Un peltaste était un type de fantassin grec généralement armé d'un javelot et portant un bouclier léger. Originaire de Thrace, le peltaste était très répandu dans les guerres grecques pendant la période classique, en particulier après la guerre du Péloponnèse.
Le nom "peltaste" vient de peltē, le bouclier en forme de croissant que portaient généralement ces soldats. Ce type de soldat apparut à l'époque archaïque en Thrace. Mercenaires, les peltastes étaient très présents dans plusieurs armées des cités-États grecques. À l'époque classique, le terme "peltaste" désignait tout soldat armé d'un javelot, sans armure et portant un bouclier léger.
L'arme principale du peltaste était donc le javelot (akon). Celui-ci mesurait entre 1,25 et 2,25 mètres de long et avait une pointe plus petite que la lance plus lourde des hoplites. Le peltaste disposait également d'un bouclier fait d'osier ou de peau tendue sur un cadre en bois, qui était donc beaucoup plus léger que le bouclier en bronze des hoplites. Grâce à cela et à l'absence d'armure et de casque en bronze, les peltastes étaient beaucoup plus mobiles sur le champ de bataille que les hoplites.
Un peltaste bien entraîné pouvait lancer son javelot à environ 25 mètres, voire plus. Pour faciliter le lancer, le peltaste utilisait souvent une lanière de cuir (ankyle) enroulée autour du manche et autour des deux premiers doigts. Libérée lorsque le bras était tendu au moment du lancer, la lanière augmentait la force et la portée de la main, et donc la distance parcourue par le javelot. De toute évidence, les peltastes étaient plus efficaces à une certaine distance de l'ennemi, et ils étaient généralement regroupés en groupes pouvant compter jusqu'à 600 hommes, positionnés sur les flancs de la phalange hoplite. De plus, sans doute en raison de leur plus grande mobilité, les peltastes étaient probablement également utilisés comme éclaireurs.
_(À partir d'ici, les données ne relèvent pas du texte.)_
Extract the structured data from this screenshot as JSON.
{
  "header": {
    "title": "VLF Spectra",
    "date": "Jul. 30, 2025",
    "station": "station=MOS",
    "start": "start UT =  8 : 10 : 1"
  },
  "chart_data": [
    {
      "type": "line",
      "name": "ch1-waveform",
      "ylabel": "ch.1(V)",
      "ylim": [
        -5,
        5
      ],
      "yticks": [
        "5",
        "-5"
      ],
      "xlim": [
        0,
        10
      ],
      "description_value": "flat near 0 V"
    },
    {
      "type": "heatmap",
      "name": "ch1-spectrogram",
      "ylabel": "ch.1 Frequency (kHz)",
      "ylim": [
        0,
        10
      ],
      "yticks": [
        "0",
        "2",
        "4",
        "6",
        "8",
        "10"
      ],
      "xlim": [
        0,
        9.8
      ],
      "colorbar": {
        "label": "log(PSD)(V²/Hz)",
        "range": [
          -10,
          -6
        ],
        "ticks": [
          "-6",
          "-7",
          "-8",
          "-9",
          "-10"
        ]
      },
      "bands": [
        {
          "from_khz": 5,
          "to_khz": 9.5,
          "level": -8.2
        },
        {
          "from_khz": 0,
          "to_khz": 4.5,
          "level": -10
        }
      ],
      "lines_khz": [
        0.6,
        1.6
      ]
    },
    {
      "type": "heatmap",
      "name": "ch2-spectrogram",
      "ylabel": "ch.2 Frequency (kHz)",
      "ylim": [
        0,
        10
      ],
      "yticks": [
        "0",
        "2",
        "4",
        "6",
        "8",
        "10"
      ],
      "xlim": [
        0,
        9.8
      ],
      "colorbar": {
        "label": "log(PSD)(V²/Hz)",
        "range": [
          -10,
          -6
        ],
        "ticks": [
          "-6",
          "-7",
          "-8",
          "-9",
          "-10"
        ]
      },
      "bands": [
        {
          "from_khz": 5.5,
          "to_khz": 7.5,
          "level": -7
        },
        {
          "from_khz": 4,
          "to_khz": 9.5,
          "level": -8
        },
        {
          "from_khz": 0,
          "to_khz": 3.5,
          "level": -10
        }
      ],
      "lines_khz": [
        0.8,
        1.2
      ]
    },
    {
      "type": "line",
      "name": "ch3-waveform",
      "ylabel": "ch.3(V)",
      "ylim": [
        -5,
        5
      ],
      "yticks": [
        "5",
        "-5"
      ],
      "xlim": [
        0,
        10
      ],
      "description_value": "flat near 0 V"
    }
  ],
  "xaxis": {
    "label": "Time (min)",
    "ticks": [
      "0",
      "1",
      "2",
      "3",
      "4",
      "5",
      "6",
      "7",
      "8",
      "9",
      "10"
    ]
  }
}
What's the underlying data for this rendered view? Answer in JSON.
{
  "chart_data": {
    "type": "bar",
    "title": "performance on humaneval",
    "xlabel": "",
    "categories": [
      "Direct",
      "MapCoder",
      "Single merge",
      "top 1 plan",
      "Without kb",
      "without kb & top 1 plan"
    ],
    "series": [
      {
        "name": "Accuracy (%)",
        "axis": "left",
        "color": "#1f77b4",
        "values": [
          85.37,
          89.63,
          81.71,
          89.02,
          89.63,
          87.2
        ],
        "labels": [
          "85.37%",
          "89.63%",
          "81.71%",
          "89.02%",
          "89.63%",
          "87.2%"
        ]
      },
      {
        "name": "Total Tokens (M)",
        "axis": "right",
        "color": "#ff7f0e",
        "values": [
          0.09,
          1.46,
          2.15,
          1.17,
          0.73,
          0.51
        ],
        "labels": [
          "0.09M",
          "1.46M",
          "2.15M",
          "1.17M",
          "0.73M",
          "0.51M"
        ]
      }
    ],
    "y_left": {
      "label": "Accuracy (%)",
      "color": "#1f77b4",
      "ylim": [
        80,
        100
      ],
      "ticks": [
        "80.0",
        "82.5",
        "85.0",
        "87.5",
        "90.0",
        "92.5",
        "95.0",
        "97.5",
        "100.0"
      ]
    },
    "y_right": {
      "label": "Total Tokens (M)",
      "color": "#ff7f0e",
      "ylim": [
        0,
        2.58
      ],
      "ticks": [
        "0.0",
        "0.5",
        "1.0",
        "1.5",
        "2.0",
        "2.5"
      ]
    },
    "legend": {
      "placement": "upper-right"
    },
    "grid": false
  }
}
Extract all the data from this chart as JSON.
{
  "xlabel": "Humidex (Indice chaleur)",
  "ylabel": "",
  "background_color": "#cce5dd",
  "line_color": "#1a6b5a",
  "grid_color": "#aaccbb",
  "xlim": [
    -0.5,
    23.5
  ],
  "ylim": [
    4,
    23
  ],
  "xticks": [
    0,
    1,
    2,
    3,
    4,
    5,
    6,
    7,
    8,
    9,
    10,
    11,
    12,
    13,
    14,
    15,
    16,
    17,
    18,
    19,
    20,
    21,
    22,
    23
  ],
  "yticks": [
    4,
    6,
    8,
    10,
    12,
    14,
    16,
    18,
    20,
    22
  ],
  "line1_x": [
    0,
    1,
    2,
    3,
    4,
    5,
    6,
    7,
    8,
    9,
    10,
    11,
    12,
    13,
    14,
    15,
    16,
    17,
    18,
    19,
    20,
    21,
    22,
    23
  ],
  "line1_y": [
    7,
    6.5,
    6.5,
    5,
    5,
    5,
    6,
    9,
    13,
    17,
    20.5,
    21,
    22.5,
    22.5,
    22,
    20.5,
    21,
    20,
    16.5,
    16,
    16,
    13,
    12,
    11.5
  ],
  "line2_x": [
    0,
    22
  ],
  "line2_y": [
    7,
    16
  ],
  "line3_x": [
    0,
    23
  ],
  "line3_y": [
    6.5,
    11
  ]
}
Bien qu'ils n'aient pu rivaliser avec une formation organisée de hoplites en phalange, les peltastes étaient efficaces contre des adversaires lourdement armés lorsqu'ils employaient des tactiques de tir et d'esquive. Les hoplites étaient tout simplement trop alourdis par leur armure pour poursuivre efficacement les peltastes sur une longue distance. De plus, si le terrain était accidenté, si les hoplites étaient en dehors de leur formation ou s'ils attaquaient par les flancs ou par l'arrière, les peltastes pouvaient même vaincre une force hoplite. Des victoires notables de ce type eurent lieu en 424 avant J.-C., lorsque les peltastes athéniens vainquirent les hoplites spartiates sur le terrain accidenté de l'île de Sphactérie, dans le Péloponnèse. Une autre bataille où la mobilité des peltastes et leur volonté de s'engager au corps à corps lorsque cela était nécessaire furent décisives se déroula à Amphipolis en 422 avant J.-C. Le général spartiate Brasidas y utilisa les peltastes myrkiniens et chalcidiens avec un effet dévastateur pour vaincre une force d'hoplites athéniens. Troisième exemple, le chef athénien Iphicrate vanquit les hoplites spartiates avec ses peltastes en 390 avant J.-C. à Léchaion, près de Corinthe, en employant une série d'attaques rapides. Cependant, comme les peltastes avaient peu de chances de vaincre complètement une force d'hoplites organisés sur un terrain favorable, il devint de plus en plus évident à partir du IVe siècle avant J.-C. que les armées les plus efficaces étaient celles qui employaient une combinaison des deux éléments, ainsi que d'autres types de soldats tels que des archers, des frondeurs et, finalement, de la cavalerie.